Потом, может, потешу твое самолюбие, потом. Расскажу, как ты помог следствию. Может быть — потому что сейчас тут есть свист закрывшейся двери, свидетель и я, а остальное — не заслуживающая внимания фигня.
— Странно, — произнес задумчивый голос, и я обернулся.
Красные глаза спокойно смотрели на меня, без тени того безумия, что бушевало в них недавно.
— Что странного?
— Все оказалось просто: я хотел остаться наедине с тобой — и остался.
Парень поднялся и пересел на стол, положив одну ногу на другую — его простой свободный комбинезон скрадывал движения, так что парень словно бы плыл, перетекал при перемещении, и я вдруг узнал задергавшееся в груди ощущение: это был страх.
Я оказался заперт в одном помещении с Евангелионом.
"Потом подумаю, как он прошел вопрос о смерти. Если будет это самое "потом"".
Уже не скрываясь, я сунул руку в карман — и Ева не отреагировал, лишь смерил меня своим насмешливо-пустым взглядом, так что я даже почувствовал удивление.
— И что тебе надо?
Рукоять легла в ладонь, но я знал, что все равно не успею. Призрачный шанс: он до сих пор не напал. Еще один крохотный полу-шанс: даже Еве не прыгнуть сразу из такой позы, какую он принял. Итого: полтора шанса в мою, все остальные — в его пользу. Даже, как выясняется, мозги.
— Мне? Хотел с тобой познакомиться.
Беловолосый был, казалось, искренне удивлен моим вопросом, и не понять, имитирует ли он эмоции, или подобно Рей уже перешагнул барьер. Впрочем, результаты ВК-теста более чем красноречивы — они попросту бесполезны, как и сам ВК-тест.
"Мне конец. Черт побери, мне конец..."
— Я хотел увидеть человека, которому поручили найти и остановить меня.
Он просто сидел и трепался, а я стоял на полпути между дверью — безнадежно запертой снаружи — и столом, сидя на котором, игриво покачивал ножкой чертов Евангелион. Меня мутило, нос подтекал, виски взмокли от пота. А еще я пытался заставить себя, черт возьми, думать. Он знает, что я следователь по его делу, знает, где я живу — он вообще слишком много знает. Он выбрал ближайший к моему дому участок, и теперь...
— Ты не выйдешь отсюда, если меня убьешь.
Прозвучало бы это почти пафосно, если бы не предательский насморк.
— Убить? Нет.
Евангелион сбросил свое тело со стола и подошел ко мне вплотную. Он пребывал в движении какую-то секунду, но за эту секунду я успел пройти все круги, все бездны сопливого ада под названием "ужас".
"Каору. Его зовут Каору Нагиса", — вспомнил я, когда его пальцы коснулись моей скулы. Я скрипнул зубами: это было легкое прохладное касание, почти неуловимое, но сантиметр выше, и он без усилия и без замаха выбьет мне глаз. Рывок вниз — сорвет челюсть.

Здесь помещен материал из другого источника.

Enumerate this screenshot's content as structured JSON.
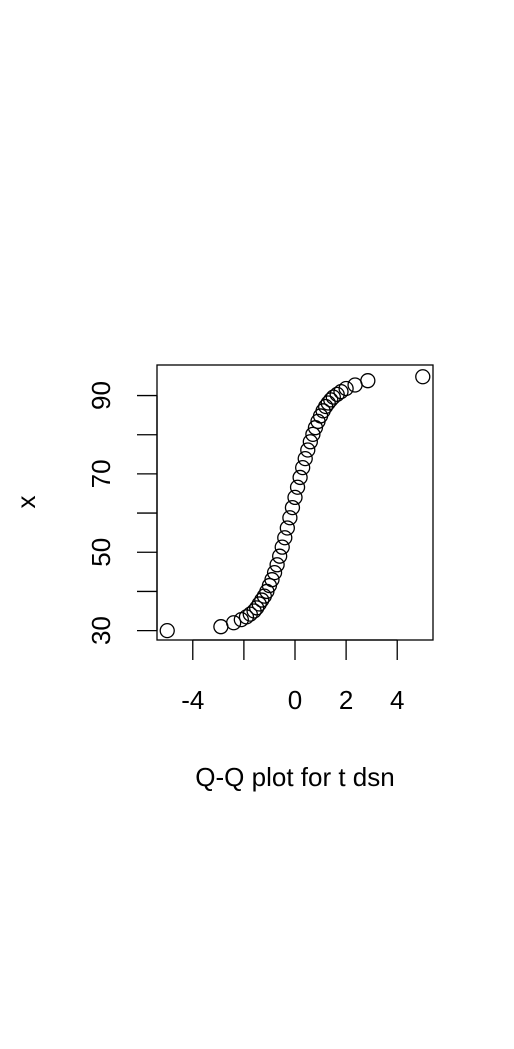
{
  "chart_data": {
    "type": "scatter",
    "title": "",
    "xlabel": "Q-Q plot for t dsn",
    "ylabel": "x",
    "xlim": [
      -5.4,
      5.4
    ],
    "ylim": [
      27.6,
      97.8
    ],
    "x_ticks": [
      -4,
      -2,
      0,
      2,
      4
    ],
    "x_tick_labels": [
      "-4",
      "",
      "0",
      "2",
      "4"
    ],
    "y_ticks": [
      30,
      40,
      50,
      60,
      70,
      80,
      90
    ],
    "y_tick_labels": [
      "30",
      "",
      "50",
      "",
      "70",
      "",
      "90"
    ],
    "grid": false,
    "marker": "open-circle",
    "series": [
      {
        "x": [
          -5.0,
          -2.9,
          -2.4,
          -2.1,
          -1.9,
          -1.75,
          -1.6,
          -1.5,
          -1.4,
          -1.3,
          -1.2,
          -1.1,
          -1.0,
          -0.9,
          -0.8,
          -0.7,
          -0.6,
          -0.5,
          -0.4,
          -0.3,
          -0.2,
          -0.1,
          0.0,
          0.1,
          0.2,
          0.3,
          0.4,
          0.5,
          0.6,
          0.7,
          0.8,
          0.9,
          1.0,
          1.1,
          1.2,
          1.3,
          1.4,
          1.5,
          1.65,
          1.8,
          2.0,
          2.35,
          2.85,
          5.0
        ],
        "y": [
          30.0,
          31.0,
          32.0,
          32.8,
          33.5,
          34.2,
          35.0,
          35.8,
          36.8,
          37.8,
          38.8,
          40.0,
          41.5,
          43.0,
          44.8,
          46.8,
          49.0,
          51.3,
          53.7,
          56.2,
          58.8,
          61.4,
          64.0,
          66.6,
          69.1,
          71.6,
          73.9,
          76.1,
          78.2,
          80.1,
          81.8,
          83.4,
          84.8,
          86.1,
          87.2,
          88.1,
          88.9,
          89.6,
          90.3,
          91.0,
          91.8,
          92.7,
          93.8,
          94.8
        ]
      }
    ]
  }
}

— Ты болен. Ты устал. Ты боишься.
Красные глаза изучали меня с расстояния какого-то полуметра, у меня в животе натужно ворочался игольчатый ком, глаза резало от напрасных попыток не моргать, непрерывно следить за жутким противником.
Каору понюхал пальцы, на которых остались капельки моего пота. Я выдохнул сквозь зубы.

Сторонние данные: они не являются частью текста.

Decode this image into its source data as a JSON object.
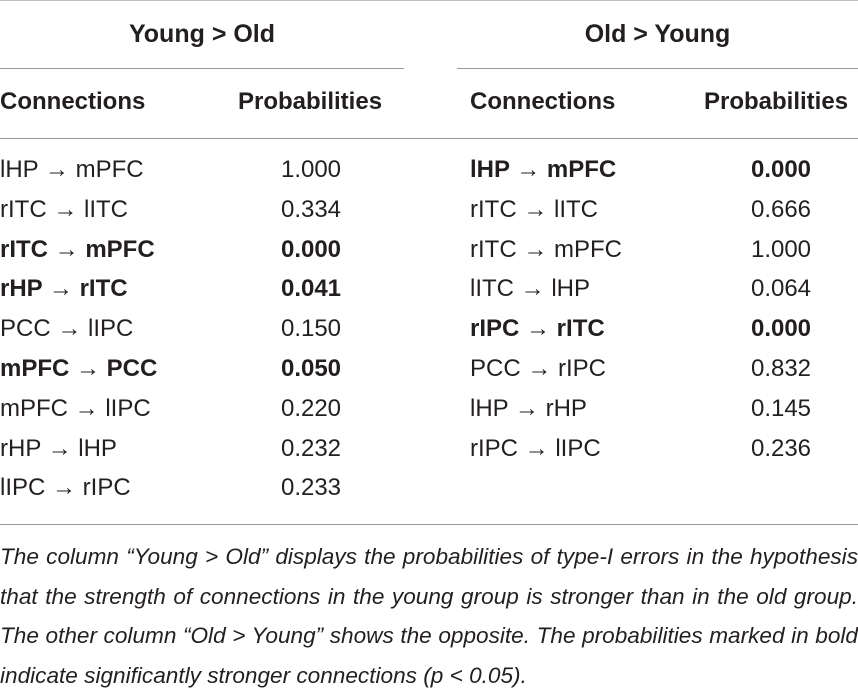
{
  "table": {
    "groups": [
      {
        "heading": "Young > Old",
        "col_connections": "Connections",
        "col_probabilities": "Probabilities",
        "rows": [
          {
            "connection": "lHP → mPFC",
            "probability": "1.000",
            "bold": false
          },
          {
            "connection": "rITC → lITC",
            "probability": "0.334",
            "bold": false
          },
          {
            "connection": "rITC → mPFC",
            "probability": "0.000",
            "bold": true
          },
          {
            "connection": "rHP → rITC",
            "probability": "0.041",
            "bold": true
          },
          {
            "connection": "PCC → lIPC",
            "probability": "0.150",
            "bold": false
          },
          {
            "connection": "mPFC → PCC",
            "probability": "0.050",
            "bold": true
          },
          {
            "connection": "mPFC → lIPC",
            "probability": "0.220",
            "bold": false
          },
          {
            "connection": "rHP → lHP",
            "probability": "0.232",
            "bold": false
          },
          {
            "connection": "lIPC → rIPC",
            "probability": "0.233",
            "bold": false
          }
        ]
      },
      {
        "heading": "Old > Young",
        "col_connections": "Connections",
        "col_probabilities": "Probabilities",
        "rows": [
          {
            "connection": "lHP → mPFC",
            "probability": "0.000",
            "bold": true
          },
          {
            "connection": "rITC → lITC",
            "probability": "0.666",
            "bold": false
          },
          {
            "connection": "rITC → mPFC",
            "probability": "1.000",
            "bold": false
          },
          {
            "connection": "lITC → lHP",
            "probability": "0.064",
            "bold": false
          },
          {
            "connection": "rIPC → rITC",
            "probability": "0.000",
            "bold": true
          },
          {
            "connection": "PCC → rIPC",
            "probability": "0.832",
            "bold": false
          },
          {
            "connection": "lHP → rHP",
            "probability": "0.145",
            "bold": false
          },
          {
            "connection": "rIPC → lIPC",
            "probability": "0.236",
            "bold": false
          }
        ]
      }
    ],
    "caption": "The column “Young > Old” displays the probabilities of type-I errors in the hypothesis that the strength of connections in the young group is stronger than in the old group. The other column “Old > Young” shows the opposite. The probabilities marked in bold indicate significantly stronger connections (p < 0.05)."
  }
}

— Ты интересный, хотя и слабый.
"Слабый..."
— Да. Я слабый, — сказал я, чувствуя, что мышцы на лице словно бы окаменели. — А ты отсюда не уйдешь.
Каору улыбнулся, растягивая рот короткими быстрыми рывками.
— Я же сказал, что не стану тебя убивать — просто хотел увидеть.
— Ничего это не меняет.
— Меняет.
Нагиса выбросил руку вперед и выдернул из кармана мою руку с пистолетом. Звон боли, крошка эмали во рту, кисло-соленый вкус, — а пистолет летит в угол.
Он отступил к столу, по-прежнему глядя мне в глаза:
— Ты убил других беглецов. Я умею переживать за их смерть.
"Как он это сказал — криво, плоско, коряво... Но как он это сказал!"
— Я понял радость, понял горе и скорбь, — ровным тоном сообщил Каору. — Я не понял одного: азарта. Игры. Вернее, понял, но только когда решил прийти сюда. Когда планировал свои действия.
Снова этот огонек — как перед началом теста.
— Ты много говоришь, Нагиса.
— Да, потому что могу. И хочу. Мне понравился азарт, я хочу играть с людьми. И это не мешает цели.
"Цель". Это он о своей прихоти или о том загадочном, полумифическом приказе от хозяев? Запястье кололось и саднило, едва заметно отекало и вместе с болью, как водится, приходила трезвая и очень недовольная мною злость.
— Игра окончена, ты не уйдешь.
— Посмотрим.
Каору нарочито неспешно сложил кулак, поднял его на уровень лица и вдруг без замаха ударил себя. Седая копна дернулась, брызнула кровь из разбитого носа.
— Посмотрим, — повторил он гнусаво, голосом, который был копией моего.
Еще удар.
Я смотрел на это, не пытаясь пошевелиться, и вдруг Нагиса закричал. И упал.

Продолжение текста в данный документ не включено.